I had never thought I could
actually feel that a house for rent could be mine,and just after a bit longer
than a week.
But maybe objects don't only
belong to us when we buy them. Even when someone lend them to us, as much as
for this house, in return for a payment, even when they give them to us as a
present or when we adopt them after they have been abandoned or when they are with
us for a period and then they leave us, and in many other ways that fate makes
up.
In essence this house belongs
to me and probably, since it also belongs to my flatmate, it belongs to me
twice because he always lends me his stuff.
This corner of the house
where I can clearly think over is, as simple as it may sound, the living room.

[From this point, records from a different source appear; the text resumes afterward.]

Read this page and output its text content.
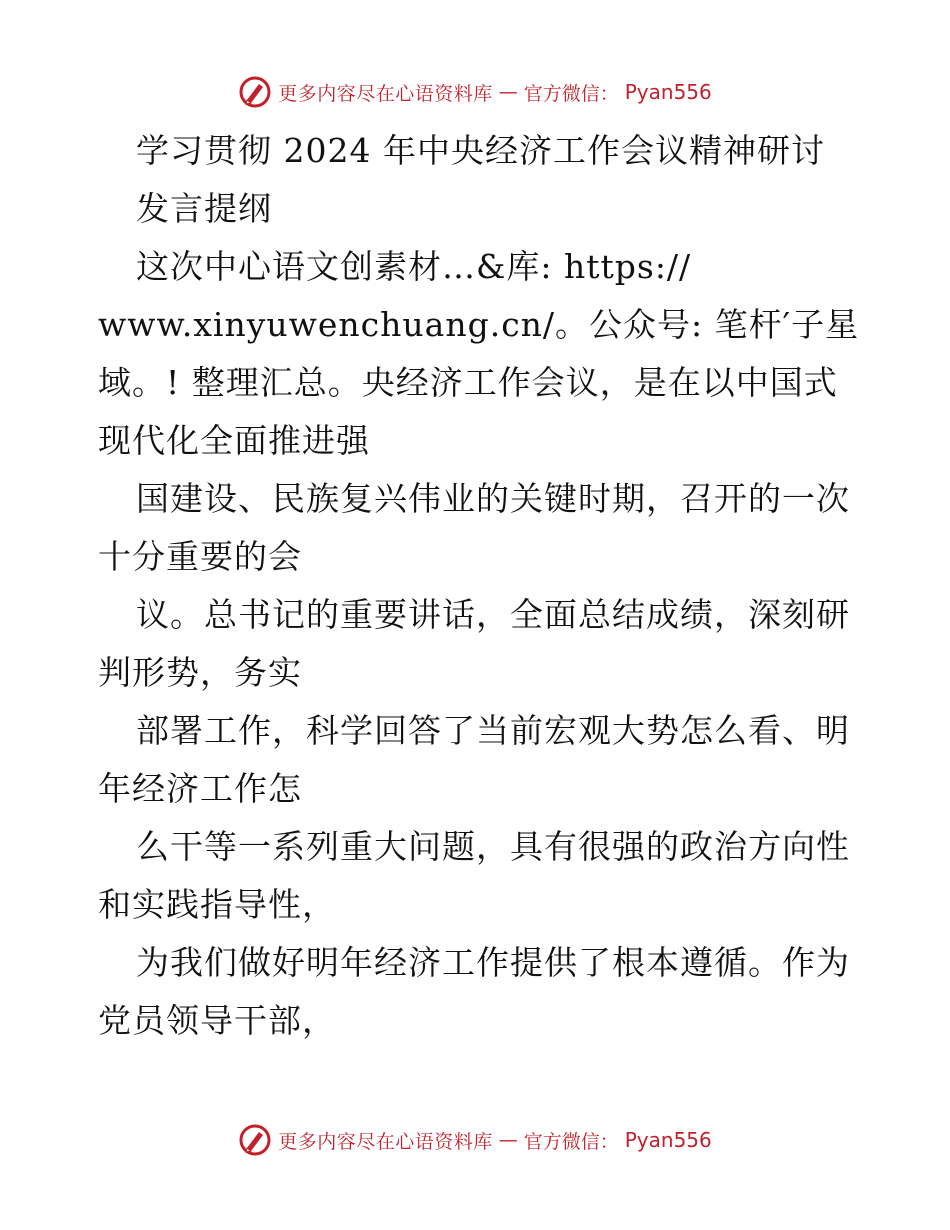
更多内容尽在心语资料库 — 官方微信： Pyan556
学习贯彻 2024 年中央经济工作会议精神研讨
发言提纲
这次中心语文创素材…&库: https://
www.xinyuwenchuang.cn/。公众号: 笔杆′子星
域。! 整理汇总。央经济工作会议，是在以中国式
现代化全面推进强
国建设、民族复兴伟业的关键时期，召开的一次
十分重要的会
议。总书记的重要讲话，全面总结成绩，深刻研
判形势，务实
部署工作，科学回答了当前宏观大势怎么看、明
年经济工作怎
么干等一系列重大问题，具有很强的政治方向性
和实践指导性，
为我们做好明年经济工作提供了根本遵循。作为
党员领导干部，
更多内容尽在心语资料库 — 官方微信： Pyan556
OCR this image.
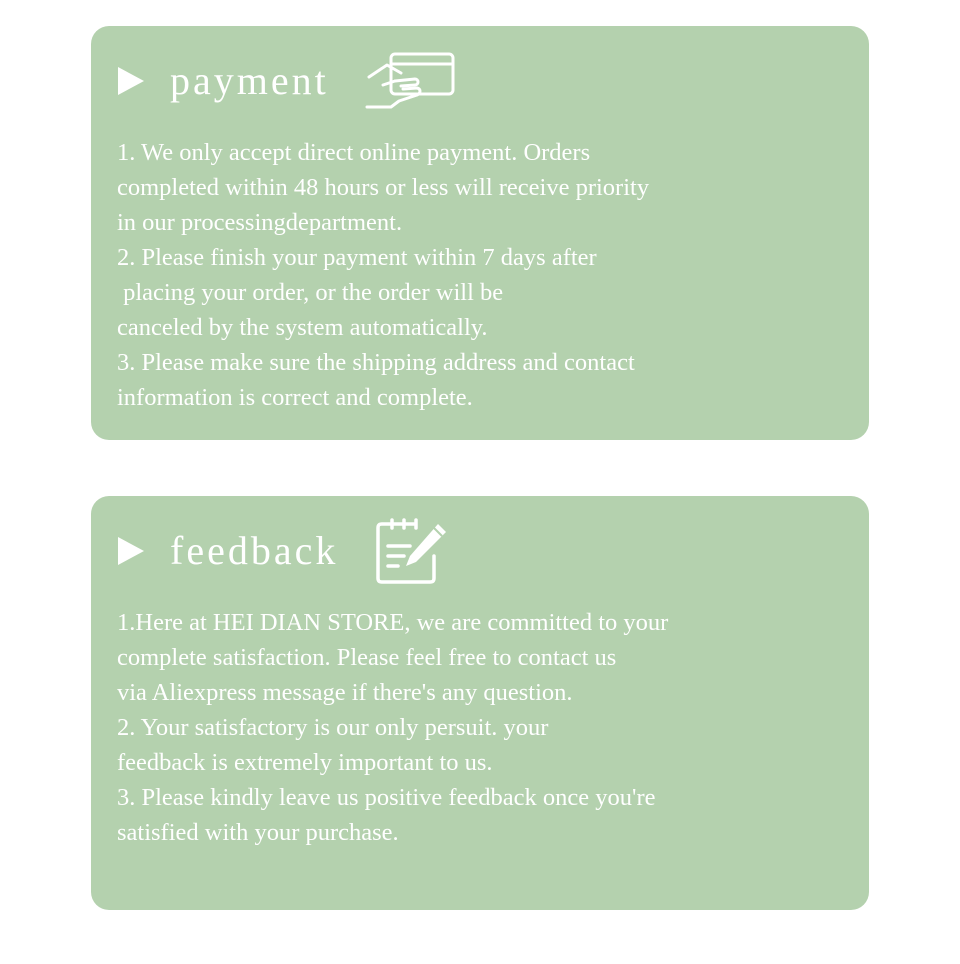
payment
1. We only accept direct online payment. Orders
completed within 48 hours or less will receive priority
in our processingdepartment.
2. Please finish your payment within 7 days after
placing your order, or the order will be
canceled by the system automatically.
3. Please make sure the shipping address and contact
information is correct and complete.
feedback
1.Here at HEI DIAN STORE, we are committed to your
complete satisfaction. Please feel free to contact us
via Aliexpress message if there's any question.
2. Your satisfactory is our only persuit. your
feedback is extremely important to us.
3. Please kindly leave us positive feedback once you're
satisfied with your purchase.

I could philosophize forever about the layout of the living area, get lost in
wonders about continuous rooms, which favor continuous mental behaviors. That
means that the hall, where there will be two bookcases, is connected to the
living room through an arch (the kind of ones made of bricks, artificial, on
fashion up to some years ago), in its turn the living room is connected to the
kitchen through a sliding door made of wood and glass, which opens or closes
half of the wall.
I'm sitting on a beloved Ivar
from Ikea, partly painted in white, and the table I'm leaning on is still
the one from the old house: two wood-colored trestles and a white board. If I
look up I can see only trees foliage from the window, as if it were a painting
I made myself at middle high school during painterprofessor Gualtiero
Gualtieri's class (that's his real name).
To the sides of the white
window, two curtains, white as well, made of really light cotton which might be
more suitable for a bedroom. Under the window there is a heater, on the right a
white wall and on the left, down below, a heap of books which had been
underlined at university and on top a Sansevieria in a pot, white, which
belonged to a previous plant I accidentally killed.
This is my
"Description", that is the exercise the children in 2nd and 3rd grade
elementary school are doing.
I wanted to try myself, just
like them, the thrill of doing some homework, the kind of Describe what you can
see from your window, because just the other day, while I was putting away
books, I came across Homework, by Philippe Meirieu, published by
Feltrinelli in 2002. I felt guilty because I had only read some parts of it: I
had underestimated such an important topic, before being a substitute teacher
in the morning and a school club teacher in the afternoon.
That's why I promise I'll
read it as soon as possible and I've started to identify myself with a pupil
who needs to do their homework. A sort of theatre in the theatre, I keep
saying it to convince myself that this is an interesting experiment.